I could find the guy easily enough. I wasn't sure the kids weren't better off without him. I understood getting a little freaked out by the zombie apocalypse, but you don't run off and leave your kids. “I'll find him,” I said. “Once you're safe, I'll find him and bring him to you. I promise. Okay?”

Ethan nodded and they slid across the seat to me. I helped them out of the truck and took Ethan's hand. “Now you hold on to Dylan's hand,” I said. “And no matter what happens, stay right beside me. Do you understand?”

“Yes, Domino,” Ethan said, taking his brother's hand.

I looked north up the street and then back at Ethan and Dylan. I pulled juice from the streets and dropped protective wards on the boys. “It's not far,” I told them. “But it's going to be really bad.” I spun up a charm and let the magic flow over them. “Keep your eyes down at your feet. Don't look at anything else unless I tell you. And if you see anything, don't remember it.” I didn't want to use magic to compel
them, but I figured this was no different from the protective wards.

“Yes, Domino,” they said in unison.

“Good. There are a lot of bad people around here, and I don't want you to be scared if I have to fight, okay?” The boys nodded, but they didn't seem convinced. I squeezed Ethan's hand and we set off into the slaughterhouse.

It didn't take long to put my suspicions to the test. We'd just started down the sidewalk when a gang of looters came out of a lot filled with commercial trucks. A punk who looked like he was in his late teens dropped one of the cardboard boxes he was carrying and CDs spilled out. He saw us and grinned.

“Check it out,” he said to his friends. “Someone brought us a MILF!” The friends all laughed. There were five of them. The leader bent down and pulled a knife out of his boot. “Come here, bitch,” he said, walking toward me. “You give it up real sweet, we won't hurt the kids.”

I extended my hand to him, palm out. “Vi Victa Vis,” I said, and punched him through a chain-link fence into the grille of a large panel truck. His homeboys dropped their loot and ran. Ethan and Dylan started bawling but their eyes stayed on their sneakers.

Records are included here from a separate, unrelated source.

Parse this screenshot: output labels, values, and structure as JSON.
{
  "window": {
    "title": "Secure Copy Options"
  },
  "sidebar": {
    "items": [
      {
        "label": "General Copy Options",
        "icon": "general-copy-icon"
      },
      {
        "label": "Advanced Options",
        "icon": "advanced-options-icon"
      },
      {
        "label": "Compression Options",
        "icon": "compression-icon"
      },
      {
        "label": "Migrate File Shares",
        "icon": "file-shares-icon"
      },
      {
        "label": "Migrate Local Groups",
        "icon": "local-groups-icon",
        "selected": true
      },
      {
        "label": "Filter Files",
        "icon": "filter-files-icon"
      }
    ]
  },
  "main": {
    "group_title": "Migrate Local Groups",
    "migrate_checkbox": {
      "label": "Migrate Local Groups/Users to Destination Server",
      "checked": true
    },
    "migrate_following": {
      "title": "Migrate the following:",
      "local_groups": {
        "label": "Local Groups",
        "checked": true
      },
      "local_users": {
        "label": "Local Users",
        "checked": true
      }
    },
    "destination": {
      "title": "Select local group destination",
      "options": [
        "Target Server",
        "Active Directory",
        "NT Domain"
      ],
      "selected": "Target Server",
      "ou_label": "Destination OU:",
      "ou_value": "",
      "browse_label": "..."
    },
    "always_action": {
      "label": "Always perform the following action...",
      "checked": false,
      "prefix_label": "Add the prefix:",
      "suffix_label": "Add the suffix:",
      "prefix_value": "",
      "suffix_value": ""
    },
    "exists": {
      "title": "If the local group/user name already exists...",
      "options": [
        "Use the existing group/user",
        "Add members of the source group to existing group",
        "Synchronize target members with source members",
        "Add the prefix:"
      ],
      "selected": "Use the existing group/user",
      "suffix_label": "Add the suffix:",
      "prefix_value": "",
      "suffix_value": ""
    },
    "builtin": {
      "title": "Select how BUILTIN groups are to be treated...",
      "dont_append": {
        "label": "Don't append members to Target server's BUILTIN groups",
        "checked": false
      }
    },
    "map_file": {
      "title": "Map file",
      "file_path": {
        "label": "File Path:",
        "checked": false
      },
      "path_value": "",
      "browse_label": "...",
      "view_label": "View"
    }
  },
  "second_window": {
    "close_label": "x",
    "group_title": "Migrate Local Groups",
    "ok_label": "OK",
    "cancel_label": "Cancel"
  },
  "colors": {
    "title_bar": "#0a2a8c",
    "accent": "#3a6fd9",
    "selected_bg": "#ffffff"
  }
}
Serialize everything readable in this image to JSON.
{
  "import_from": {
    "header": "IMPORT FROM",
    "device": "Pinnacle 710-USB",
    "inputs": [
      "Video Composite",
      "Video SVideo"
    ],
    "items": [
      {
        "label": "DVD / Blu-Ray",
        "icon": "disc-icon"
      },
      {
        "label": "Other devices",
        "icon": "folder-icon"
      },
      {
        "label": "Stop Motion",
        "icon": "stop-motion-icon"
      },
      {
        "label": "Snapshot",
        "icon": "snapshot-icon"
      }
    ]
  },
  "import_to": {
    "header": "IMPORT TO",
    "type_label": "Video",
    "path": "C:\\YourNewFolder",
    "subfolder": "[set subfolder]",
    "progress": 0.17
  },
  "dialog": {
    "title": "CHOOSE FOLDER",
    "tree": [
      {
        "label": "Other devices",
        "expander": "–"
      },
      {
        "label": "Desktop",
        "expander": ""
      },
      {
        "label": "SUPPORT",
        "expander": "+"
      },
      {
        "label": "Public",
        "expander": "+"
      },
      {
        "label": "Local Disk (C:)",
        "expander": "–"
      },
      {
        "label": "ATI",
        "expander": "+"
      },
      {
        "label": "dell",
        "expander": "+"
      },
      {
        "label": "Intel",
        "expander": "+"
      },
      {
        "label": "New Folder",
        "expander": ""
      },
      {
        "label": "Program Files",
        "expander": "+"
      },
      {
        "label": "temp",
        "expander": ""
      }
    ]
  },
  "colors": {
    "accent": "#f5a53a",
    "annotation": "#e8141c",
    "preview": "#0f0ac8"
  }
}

It took us more than three hours to walk through the endless warehouse district that stretched south from the edge of downtown. By the time we got to the intersection at Washington, I'd lost track of how many spells I'd cast. We saw a few rioters and a lot of zombies. A large pack attacked the gridlocked cars at the railroad tracks near Twenty-Fourth, and I learned my wallflower spell didn't have any effect on Zed. I couldn't say whether it was smell or some arcane sixth sense, but the zombies locked onto us immediately. There were too many for the ghost-binding spell and
they came at us too quickly, so I had to use fireballs. The screams of dying zombies and the smell of burning meat terrified Ethan and Dylan and further slowed our progress. I told myself the charm I'd used meant they wouldn't keep it with them long. We kept walking.